While Moving takes place mostly on land, venturing into the water only at its dramatic and emotional climax, where the lake proves to be a source of resolution and renewal, August in the Water concerns itself eventually with the conflict between land and water, literally or metaphorically, depending on how much of its second half’s proposed lore you want to believe. But it starts as a slice-of-life sports drama, centered on a young diver named Izumi (a newspaper headline about her says “August in the Water”, which may be a reference to the upcoming month’s water sports event, or may be a description of Izumi herself, a nickname sourced in her imperial dominance in the pool) who moves to a new school and befriends the two boys who are enchanted with her. One, the quieter of the boys, becomes her boyfriend, while the other, thanks to another friend who is into astrology, predicts impending doom for Izumi. There’s a diving accident (on her way down, we see a flash where the pool has turned to stone, which may be her imagination and may not), and when she recovers, Izumi is eerily changed.

At the same time, the city is best with drought and people are dropping left and right of something they’re calling “stone sickness”, where it seems their internal organs are turning into rocks thanks to dehydration or something like that. From its realist beginnings, the movie becomes increasingly abstract, an ecological parable involving ancient traditions (there’s a festival here as in Moving, but rather than fire, it involves water), aliens, meteorites, a murder or two, and some kind of virgin sacrifice. We never really know what is happening with Izumi, and despite all the weirdness and the hallucinatory vibe Ishii brings to the film, the very real possibility remains that she is simply suffering from the effects of her diving accident.
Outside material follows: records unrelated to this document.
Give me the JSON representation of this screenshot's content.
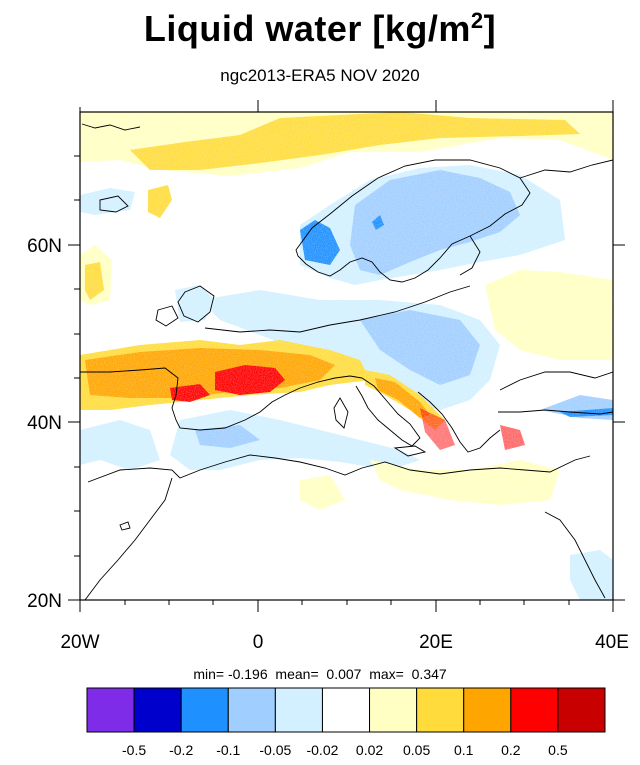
{
  "title": "Liquid water  [kg/m",
  "title_sup": "2",
  "title_close": "]",
  "subtitle": "ngc2013-ERA5 NOV 2020",
  "stats": {
    "min_label": "min=",
    "min": "-0.196",
    "mean_label": "mean=",
    "mean": "0.007",
    "max_label": "max=",
    "max": "0.347"
  },
  "map": {
    "lon_range": [
      -20,
      40
    ],
    "lat_range": [
      20,
      75
    ],
    "x_ticks": [
      {
        "lon": -20,
        "label": "20W"
      },
      {
        "lon": 0,
        "label": "0"
      },
      {
        "lon": 20,
        "label": "20E"
      },
      {
        "lon": 40,
        "label": "40E"
      }
    ],
    "y_ticks": [
      {
        "lat": 20,
        "label": "20N"
      },
      {
        "lat": 40,
        "label": "40N"
      },
      {
        "lat": 60,
        "label": "60N"
      }
    ]
  },
  "colorbar": {
    "colors": [
      "#7f2ce8",
      "#0000cc",
      "#1e90ff",
      "#a0ceff",
      "#d2f0ff",
      "#ffffff",
      "#ffffc3",
      "#ffdc3c",
      "#ffa500",
      "#ff0000",
      "#c80000"
    ],
    "labels": [
      "-0.5",
      "-0.2",
      "-0.1",
      "-0.05",
      "-0.02",
      "0.02",
      "0.05",
      "0.1",
      "0.2",
      "0.5"
    ]
  }
}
If Moving recalls the New Taiwanese Cinema, August in the Water reminded me most of Obayashi Nobuhiko’s early 80s films School in the Crosshairs and The Girl Who Leapt through Time, both of which freely mixed bizarre sci-fi storytelling (though Ishii eschews Obayashi’s idiosyncratic use of special effects in favor of a more naturalistic setting) with the traditional high school romance genre. But as always with Obayashi, his films teem with hope and possibility, for his characters, for humanity, and for the future. Ishii’s story is far more pessimistic, his world on the edge of climactic disaster with only death as our salvation.